Why bother at all? Barclays' new funds do remove the specific path-dependency and daily-compounding issues associated with the current range of leveraged and inverse ETFs—the very issues that have tripped up so many investors in leveraged and inverse funds to date.
However, the ETNs have leverage considerations all their own.
The first critical issue is the scaling of leverage as the market rises and falls, as outlined above. While that may sound like a train wreck, it’s important to understand that these are snapshot changes in leverage. If the implied leverage on the day you buy in is 2x, then regardless of what day you exit the ETN, your experience will always be 2x.
Well, almost. The second critical issue is that the implied financed amount―that $100―never, ever goes down. In fact, it constantly goes up as the financing rate and BarCap’s fee accrues. After all, even if the index stays exactly flat, meaning the $200 remains $200, that $100 financing will go up day after day, both reducing the value of your $100 initial investment, and increasing its implied leverage.
Let’s look at the hypothetical implied returns of the strategy from BarCap’s own 246-page pricing supplement to the ETN (these are all for the 2x long note):
July 11, 2002 – July 11, 2007:
S&P 500: +79.32 percent
Frankly, this is the best-case scenario, and it shows a five-year annualized return of 19.07 percent vs. 12.39 percent for the index―meaning there’s still an implied 5.71 percent lost every year due to the financing costs.
October 20, 2003 – October 20, 2008:
S&P 500: 3.66 percent
This headline-grabbing perfect-storm scenario is ultimately explained by the same problem. While the index remained flat, financing costs have hurt performance by an annualized 3.73 percent a year. That’s enough to take a modest gain and turn it into a pretty big loss over five years, and yet again, it’s simply the cost of borrowing.
Conclusion: Who’s This For?
There are definitely some cool ideas here, but the complexity of the product is likely going to be a big barrier for most investors. Luckily, with daily redemption and a 25,000-lot size, the products will probably avoid the phenomenal spread problems other ETNs have had.
There are issues with the product launch itself. Not only are the products extremely difficult to understand, they’re named very poorly (the B long fund is 3x, but the B short fund is unlevered? But both “C” funds are 2x?). The core documents needed to understand the products are some 250 pages long, but most investors won’t even be able to open up the fact sheets from the Web site, since they’re all contained in PDFs with the same name and no extensions (confounding all but the most die-hard prospectus hunters).
The good news is that while leveraged and inverse ETFs require daily rebalancing to maintain a given level of exposure, the BarCap ETNs won’t. If the participation rate today is 2x, your $100 investment should go up (or down) at twice the rate of the S&P 500, minus the rather significant financing costs, regardless of what day you sell.

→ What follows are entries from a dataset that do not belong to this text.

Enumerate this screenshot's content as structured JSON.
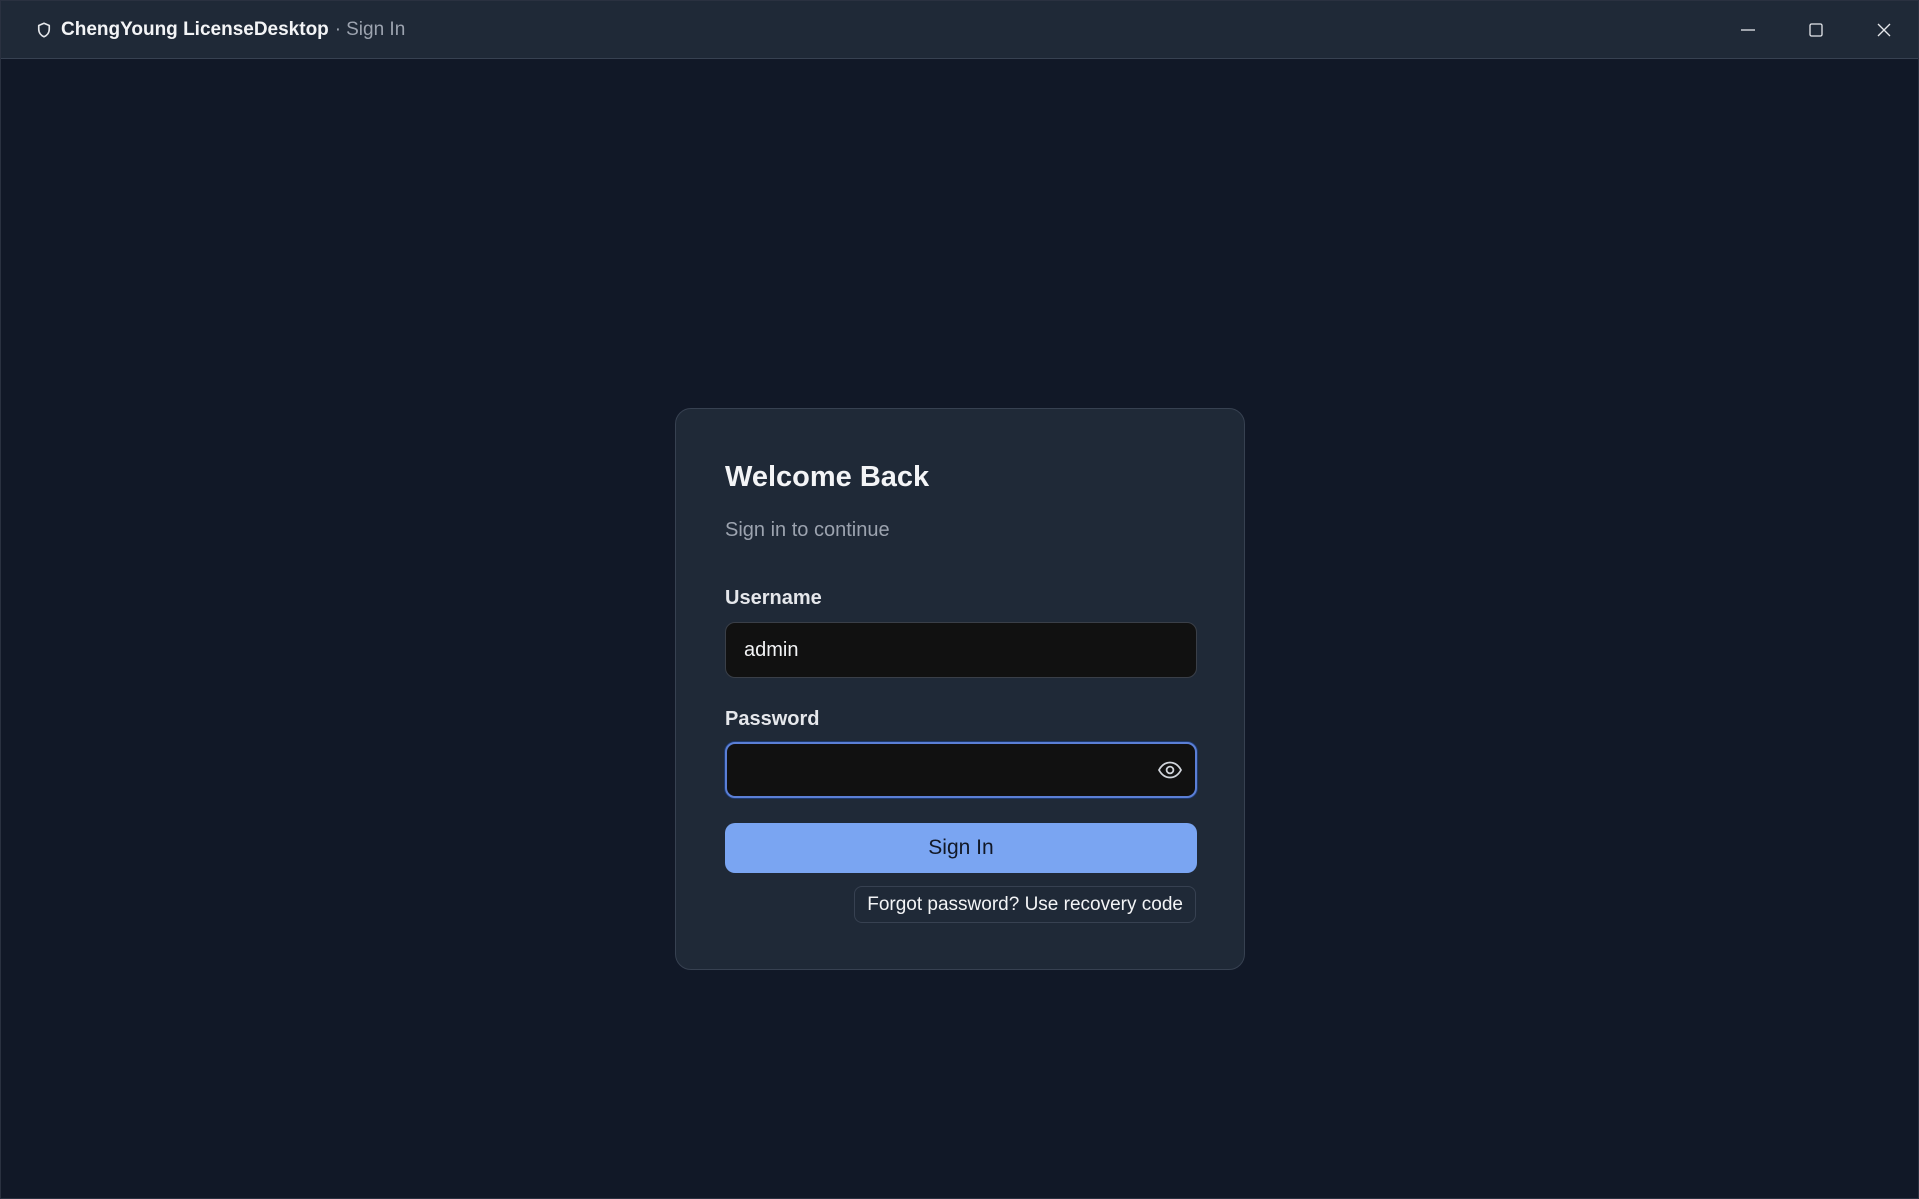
{
  "window": {
    "app_name": "ChengYoung LicenseDesktop",
    "separator": "·",
    "page_name": "Sign In"
  },
  "card": {
    "title": "Welcome Back",
    "subtitle": "Sign in to continue",
    "username": {
      "label": "Username",
      "value": "admin"
    },
    "password": {
      "label": "Password",
      "value": ""
    },
    "signin_label": "Sign In",
    "forgot_label": "Forgot password? Use recovery code"
  },
  "colors": {
    "background": "#111827",
    "card": "#1f2937",
    "accent": "#7aa5f2",
    "focus_border": "#5b7fd6"
  },
  "icons": {
    "title": "shield-icon",
    "minimize": "minimize-icon",
    "maximize": "maximize-icon",
    "close": "close-icon",
    "password_toggle": "eye-icon"
  }
}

But it’s also important to understand that these products will fundamentally change their stripes every single day and become more and more leveraged over time, and there’s simply nothing investors can do about it. If the participation level of “2x” long ETN is actually 1.5 today, no amount of financial shenanigans will get it back up to 2.
Fundamentally, the new ETNs are simply a trade-off: They provide a more viable “fire and forget” leverage experience in exchange for an ever-changing product description. For many investors, this could make them a better mousetrap. Unfortunately, the mousetrap is so complex I imagine even the most in need of the exterminator may settle for the simpler one, even if it’s more likely to snap on their fingers.